My grandmother used to get a lot of these health food magazines. And based on those there would appear to be a very strong correlation between being into health food and being generally anti-establishment with regards to any number of other issues. I’ll bet the percentage of health foodists who believe that vaccines cause autism is five times the average for other people, even though vaccines aren’t specifically related to health food. It’s a general attitude that the whole world is being led by the nose by evil people and only you and a few other clear thinking people see through it.

This type of attitude is correlated with a general bitterness at the world, which naturally spills over to everyone in it. Although it’s hard to separate cause from effect here.

In sum, what several other people have already said.

There must be a spectrum of people like that, then. I’ve recently met a bunch of people that are totally anti-establishment, crunchy, granola types, and they were quite possibly some of the nicest people I’ve met in my life.

Then again, most of them shop at TJ’s.

I suspect that this has more to do with what you personally find annoying than with anything else. My experience is that most people in general are equally annoying and rude but I tend to get more upset with some rather than others.

For example: In my day to day commute if I get cut off my a Prius or mid sized sedan type car I have a pretty moderate “good for you! You are now one whole car ahead and have pointlessly endangered me” attitude. Like I am annoyed but not really mad. Same thing happens with an SUV or like a BMW or Mercedes and I am quite a bit more pissed.

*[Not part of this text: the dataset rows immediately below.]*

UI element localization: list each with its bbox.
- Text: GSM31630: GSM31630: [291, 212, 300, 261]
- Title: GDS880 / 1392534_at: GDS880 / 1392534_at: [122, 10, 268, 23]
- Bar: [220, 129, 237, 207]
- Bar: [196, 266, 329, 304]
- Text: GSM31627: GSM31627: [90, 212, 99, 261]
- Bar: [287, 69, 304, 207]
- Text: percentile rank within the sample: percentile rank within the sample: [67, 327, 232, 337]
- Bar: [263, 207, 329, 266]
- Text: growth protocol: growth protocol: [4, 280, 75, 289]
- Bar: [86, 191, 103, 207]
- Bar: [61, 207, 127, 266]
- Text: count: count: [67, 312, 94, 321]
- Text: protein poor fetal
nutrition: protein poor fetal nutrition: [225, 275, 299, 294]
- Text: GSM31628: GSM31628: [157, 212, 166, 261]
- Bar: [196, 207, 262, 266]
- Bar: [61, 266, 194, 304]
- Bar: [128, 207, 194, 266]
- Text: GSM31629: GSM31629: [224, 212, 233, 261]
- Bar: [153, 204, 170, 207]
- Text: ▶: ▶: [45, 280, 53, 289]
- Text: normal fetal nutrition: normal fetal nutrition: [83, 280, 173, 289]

This has nothing to do with the behavior of the other drivers (that is consistently horrible) and everything to do with my personal value set (Because I am a godless socialist lefty type). I don’t pretend that this is the Best Thing Ever™, but there you go.

Hey, my grandmother herself was a health food nut of the worst sort (& it got progressively worse as she got older) and she was one of the sweetest people around.

It’s just a tendency.

OTOH, she herself was not the anti-establishment variety of health food nut. Just a bad case of single-issue health nuttism.

(Did anyone ever try to substitute carob chips on you instead of chocolate chips? Yuck!)

Still she lived to her mid 90s, and lived at home with all her faculties intact until the end. So maybe it worked for her.